His life was dogged by controversy and turmoil both within snooker and in his private life. On one occasion he punched a WPBSA official, unprovoked, on his way into a press conference, on another he head-butted the tournament director, on another he threatened to have fellow Northen Irishman Dennis Taylor shot (while playing on the same side in a team event). A heavy drinker (and smoker) with a short fuse once the Guinness was flowing, he had a series of stormy relationships with women, which resulted in divorces from Lynn and Cara and many more break-ups. He is survived by Lynn, Lauren and son Jordan.

The media was fascinated by this maverick genius, the subject of hundreds of column inches on the front and back pages of national newspapers. Fans turned up at tournaments not only to watch his skill on the table, but to see how he would behave towards his opponent, the referee and anyone else who crossed his path.
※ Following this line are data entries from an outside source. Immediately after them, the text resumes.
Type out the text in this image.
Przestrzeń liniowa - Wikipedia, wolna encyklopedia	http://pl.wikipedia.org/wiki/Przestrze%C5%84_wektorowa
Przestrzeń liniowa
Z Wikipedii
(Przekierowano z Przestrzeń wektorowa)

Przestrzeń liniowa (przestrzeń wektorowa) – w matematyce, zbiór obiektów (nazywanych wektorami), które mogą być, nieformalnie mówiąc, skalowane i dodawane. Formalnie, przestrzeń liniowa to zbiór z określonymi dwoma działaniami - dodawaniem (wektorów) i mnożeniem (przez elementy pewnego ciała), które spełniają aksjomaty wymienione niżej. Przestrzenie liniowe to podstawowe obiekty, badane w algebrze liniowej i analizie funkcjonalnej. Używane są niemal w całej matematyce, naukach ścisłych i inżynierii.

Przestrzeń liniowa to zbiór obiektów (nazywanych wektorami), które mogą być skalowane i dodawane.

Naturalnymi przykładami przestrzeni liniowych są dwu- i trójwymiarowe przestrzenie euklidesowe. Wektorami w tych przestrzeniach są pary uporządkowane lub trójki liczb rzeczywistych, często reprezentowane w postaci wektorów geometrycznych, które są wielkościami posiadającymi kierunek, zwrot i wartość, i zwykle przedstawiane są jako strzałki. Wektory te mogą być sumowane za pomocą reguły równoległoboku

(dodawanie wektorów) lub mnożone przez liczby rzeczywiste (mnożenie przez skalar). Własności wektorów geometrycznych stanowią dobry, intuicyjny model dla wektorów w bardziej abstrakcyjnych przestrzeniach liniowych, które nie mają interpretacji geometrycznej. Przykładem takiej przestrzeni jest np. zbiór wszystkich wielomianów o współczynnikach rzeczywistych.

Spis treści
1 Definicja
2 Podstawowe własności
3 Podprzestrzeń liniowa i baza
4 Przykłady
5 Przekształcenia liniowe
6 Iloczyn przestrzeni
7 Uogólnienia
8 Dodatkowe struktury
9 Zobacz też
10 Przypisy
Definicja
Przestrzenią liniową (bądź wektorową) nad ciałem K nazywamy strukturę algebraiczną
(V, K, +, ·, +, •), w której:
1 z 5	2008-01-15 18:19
Higgins never quite recaptured the heights of his 1982 performance, though he did win other tournaments, including the 1983 UK Championship when he came from 7-0 down to beat nemesis Steve Davis 16-15 in the final. Twice ranked second in the world, he slipped down the rankings in the late 1980s and early 1990s, and retired from the professional game in 1997. In recent years he has often played in exhibitions and pro-ams, often with his close friend Jimmy White, though it was clear that his health was rapidly deteriorating.

Higgins leaves us with great memories of his brilliance and charisma on the table.